Courtesy Dr. Stephanie Klein

amadeustx/Shutterstock

Dermatologic conditions they often encounter include vitiligo, photodermatoses, hidradenitis suppurativa, eczema, psoriasis, and severe acne, often with lots of acne-associated scarring. “In general, we tend to see dramatic or advanced presentations of general dermatology diagnoses,” Dr. Nicholson said. “We see a lot of really extensive psoriasis, which can be socially stigmatizing.”

He recalled one middle-aged man who isolated himself from others because his psoriasis became unbearable. The man refused to leave his house, visit family members, or attend tribal meetups. “He tried to see his regular doctor about it and was given topicals, but his disease was just too extensive,” said Dr. Nicholson, who suggested trying a biologic but learned that the man did not have regular access to refrigeration. “That wasn’t going to work, but we started him on an oral medication, apremilast, which has completely cleared his skin,” he said. “He’s doing great. The last time we saw him he was re-engaged with his family, and he told us he was going on dates. We really improved his quality of life.”

Dr. Klein recalled seeing a 6-year-old girl at the clinic with atopic dermatitis so severe that it caused her to miss several days of school. “When she was in school, she was so distracted by the itching – it was so overwhelming,” she said. She was struggling with topical medicines that weren’t effective, but Dr. Klein got her on dupilumab, and during a follow-up visit the girl told her, “This is the first time in my life I can think about things” other than itching.
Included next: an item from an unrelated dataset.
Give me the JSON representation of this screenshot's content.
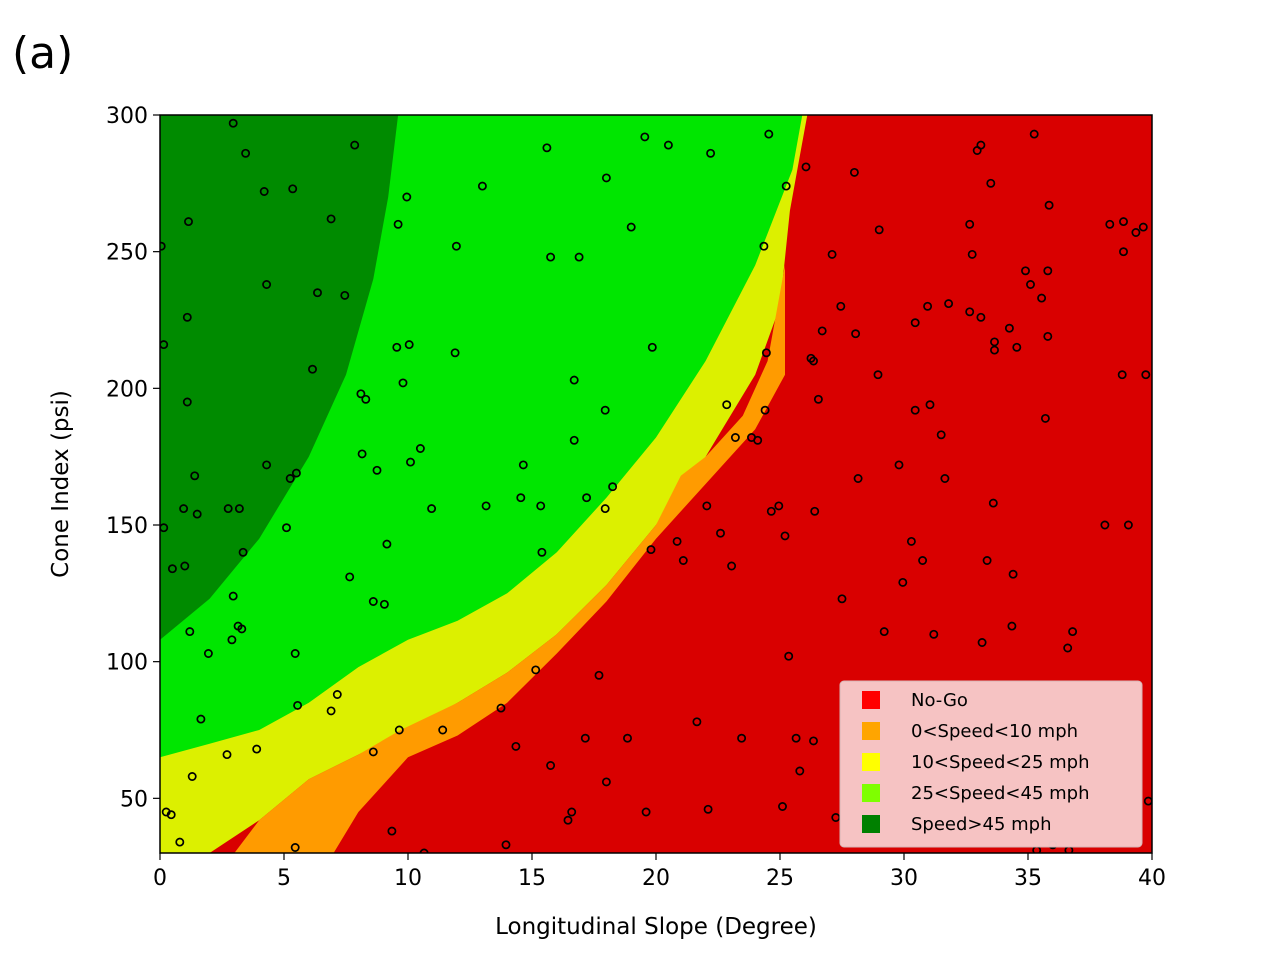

According to Dr. Nicholson, some patients seen at the Montezuma Creek clinic are on Medicare or carry standard insurance. “Others have a mix, and others are getting all their medications through the Montezuma Creek clinic or through the IHS clinics,” he said. “I have been surprised at the formulary and our ability to get relatively expensive medications for our patients, like biologics and TNF inhibitors. But it takes some creativity to know what is going to work for your patients’ living situation.”

 

Training more AI/AN dermatologists key

While efforts to increase the culturally respectful and sustainable dermatologic care for AI/AN individuals continue through programs like the continuity clinic at Montezuma Creek, sources interviewed for this story emphasized the importance of training more AI/AN dermatologists. “Of the people who graduate from high school, AIs have the lowest rate of going on to college,” said Dr. Kohn, who serves as a mentor to Mr. Hicks. “Let’s say they get all the way to medical school; it’s about good mentorship and support in what they’re pursuing. We are seeing more AIs in medical school now, something that I personally notice, and I notice it from what Chinle Service Unit tells me. They have received many requests from Native medical students and premed students who want to rotate at Chinle. Native trainees want the experience of being there.”

According to the Association of American Medical Colleges, the number of AI/AN applicants to medical schools increased from 72 in 2020-2021 to 105 in 2021-2022 but dipped slightly to 94 in 2022-2023. Inspired by a passion to serve Pine Ridge or a community like it, Mr. Hicks decided to apply for medical school. While he doesn’t want to “close any doors” on which medical specialty he ultimately chooses to practice, the current front-runner is dermatology, he said, largely because of the influence of Dr. Kohn and two Mayo dermatologists who have become mentors: Molly Lohman, MD, and Hafsa M. Cantwell, MD. “I didn’t see anyone from my background who was a doctor, so having those role models is so important for Native kids to think, ‘I can do this, too,’ and to pursue it,” he said.